Artturi Lehkonen scored the overtime winner – which was fitting given he scored the overtime winner that sent the Montreal Canadiens to the Stanley Cup Finals last year – but it was Cale Makar who saved him with a shot from the point prepared. which was perhaps more fitting given how Makar drove this team in the postseason.

The defenseman had a five-point night in Game 4 to bring his postseason total to 22 points. His postseason expected goals (xGF) of 17.43 is only behind McDavid’s 20.68. He was named a Norris Trophy finalist for his incredible performance in the regular season and looked just as good in the postseason. He could be the best two-way defender in the league, and the fact that he’s matching layer after layer with McDavid is testament to that.

Derek Leung/Getty Images

The defenseman had a five-point night in Game 4 to bring his postseason total to 22 points. His postseason expected goals (xGF) of 17.43 is only behind McDavid’s 20.68. He was named a Norris Trophy finalist for his incredible performance in the regular season and looked just as good in the postseason. He could be the best two-way defender in the league.

This is a deep defense corps outside of Makar and his partner Devon Toews. The Avs lost Samuel Girard in the second round when he punctured his sternum against the St. Louis Blues, but Bowen Byram, who has missed so much with concussion issues in recent seasons, had a breakthrough postseason.

Corey Sznajder tracked puck returns to gauge defenders’ effectiveness. As you can see in his tweet, the Avs’ blueliners proved adept at dodging pressure and avoiding turnovers.

Corey Sznajder @ShutdownLine

Puck retrieves were the main category I added to my tracking this year. It’s a different take on zone exits, but more of how well defenders dodge pressure to make plays or avoid losing possession. No surprise to see Colorado leading the playoffs. pic.twitter.com/wmxUiuoucy

And the defender had to be good, especially against players like McDavid and Leon Draisaitl. But the Oilers did provide some help in that regard, especially online.

Despite a characteristically dominant performance from McDavid and an unreal performance from a clearly limping Draisaitl, the Oilers were crushed by inconsistent goalies from Mike Smith and they were drowned out by a much deeper roster. It’s unfortunate that even the most casual fans will have to wait another year to see if McDavid and Draisaitl can make it to a Stanley Cup final, and it’s upsetting for Alberta fans to see a team continually with world-class players comes up short. During that run, there were times when it felt like McDavid was single-handedly winning every game, dragging the Oilers from series to series.
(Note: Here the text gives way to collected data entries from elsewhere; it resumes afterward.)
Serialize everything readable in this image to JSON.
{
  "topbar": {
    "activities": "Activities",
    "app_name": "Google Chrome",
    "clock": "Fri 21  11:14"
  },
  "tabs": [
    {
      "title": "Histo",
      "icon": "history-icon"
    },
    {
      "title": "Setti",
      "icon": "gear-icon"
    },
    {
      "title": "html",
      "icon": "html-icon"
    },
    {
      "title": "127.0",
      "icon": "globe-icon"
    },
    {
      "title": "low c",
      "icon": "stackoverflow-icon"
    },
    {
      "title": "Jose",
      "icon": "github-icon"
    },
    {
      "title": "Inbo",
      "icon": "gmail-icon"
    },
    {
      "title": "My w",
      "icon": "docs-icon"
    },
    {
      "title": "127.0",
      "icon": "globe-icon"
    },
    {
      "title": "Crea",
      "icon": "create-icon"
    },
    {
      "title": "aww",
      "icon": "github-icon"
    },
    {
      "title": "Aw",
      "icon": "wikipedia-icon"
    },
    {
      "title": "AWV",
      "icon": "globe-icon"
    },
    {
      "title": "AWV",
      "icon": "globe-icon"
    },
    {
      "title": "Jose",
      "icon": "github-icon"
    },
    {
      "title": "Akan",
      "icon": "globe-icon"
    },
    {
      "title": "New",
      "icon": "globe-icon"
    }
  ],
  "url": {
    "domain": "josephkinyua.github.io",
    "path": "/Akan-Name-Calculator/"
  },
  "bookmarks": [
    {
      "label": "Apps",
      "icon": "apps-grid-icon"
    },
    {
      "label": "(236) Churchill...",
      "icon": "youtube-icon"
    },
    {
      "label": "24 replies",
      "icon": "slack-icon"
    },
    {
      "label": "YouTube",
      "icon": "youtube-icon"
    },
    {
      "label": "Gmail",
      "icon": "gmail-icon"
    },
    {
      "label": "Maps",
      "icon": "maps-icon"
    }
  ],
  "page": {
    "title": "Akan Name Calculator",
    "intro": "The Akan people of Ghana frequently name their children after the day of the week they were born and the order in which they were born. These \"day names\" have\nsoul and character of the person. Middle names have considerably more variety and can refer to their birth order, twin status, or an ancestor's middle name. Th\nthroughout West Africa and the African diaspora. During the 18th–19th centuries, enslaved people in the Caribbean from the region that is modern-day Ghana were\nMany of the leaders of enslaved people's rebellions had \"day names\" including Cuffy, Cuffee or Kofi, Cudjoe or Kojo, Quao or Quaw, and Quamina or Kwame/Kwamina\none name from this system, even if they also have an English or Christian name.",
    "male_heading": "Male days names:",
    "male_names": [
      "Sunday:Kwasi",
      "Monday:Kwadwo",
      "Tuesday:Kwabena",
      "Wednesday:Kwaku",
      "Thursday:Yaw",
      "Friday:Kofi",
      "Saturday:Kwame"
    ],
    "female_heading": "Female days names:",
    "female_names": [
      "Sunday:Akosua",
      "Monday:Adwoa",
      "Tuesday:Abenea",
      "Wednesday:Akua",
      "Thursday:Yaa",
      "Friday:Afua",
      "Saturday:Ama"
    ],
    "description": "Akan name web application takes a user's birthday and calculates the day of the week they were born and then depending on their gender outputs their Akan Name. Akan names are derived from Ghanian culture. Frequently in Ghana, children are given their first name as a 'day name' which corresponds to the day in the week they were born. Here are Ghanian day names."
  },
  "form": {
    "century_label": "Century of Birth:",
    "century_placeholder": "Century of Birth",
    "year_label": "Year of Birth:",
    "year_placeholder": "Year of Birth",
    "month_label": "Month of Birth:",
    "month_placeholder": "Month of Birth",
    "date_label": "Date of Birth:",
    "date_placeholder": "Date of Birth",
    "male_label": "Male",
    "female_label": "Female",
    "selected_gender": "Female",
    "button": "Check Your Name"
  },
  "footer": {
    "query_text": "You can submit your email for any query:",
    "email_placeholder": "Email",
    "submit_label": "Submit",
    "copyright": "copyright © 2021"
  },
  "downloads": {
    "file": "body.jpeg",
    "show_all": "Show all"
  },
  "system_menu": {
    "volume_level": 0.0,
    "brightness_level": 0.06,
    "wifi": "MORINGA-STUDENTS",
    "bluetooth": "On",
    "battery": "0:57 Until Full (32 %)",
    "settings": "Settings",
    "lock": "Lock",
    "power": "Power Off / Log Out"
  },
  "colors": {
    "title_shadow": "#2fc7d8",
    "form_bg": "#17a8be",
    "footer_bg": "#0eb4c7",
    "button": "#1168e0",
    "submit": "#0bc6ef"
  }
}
The Oilers now have plenty of time to figure out where to go next. General manager Ken Holland has a decision to make about caretaker manager Jay Woodcroft and is unlikely to be able to afford Evander Kane. The club lack depth and a true No1 goalkeeper and have major salary cap issues.

That’s a question for another day. Right now the focus is on Colorado.

While the Avs have been impressive, they are also strong and their depth will be tested in the cup final. Nazim Kadri’s loss to Edmonton through injury means the forward will do it unlikely to play another game this season. He promoted winning the Conn Smythe Award.

But arguably the biggest question for the Avalanche in the next round is goalkeeping. It’s been an eventful postseason for goalies across the league, and Colorado wasn’t immune to the drama. Darcy Kuemper was injured in the first game of the series against the Oilers, missing Games 3 and 4. Pavel Francouz recorded a shutout in Game 3, but conceding five goals in Game 4 isn’t much consolation. Kuemper was able to back him up which was a promising sign and the break will be an advantage here too.

A year ago, MacKinnon lamented Colorado’s lack of postseason success in a particularly dour press conference. The desire to rewrite the narrative has helped push Colorado to the top, where a team with two top-five players belongs.

All the Avs have to do now is finish the work to secure the legacy.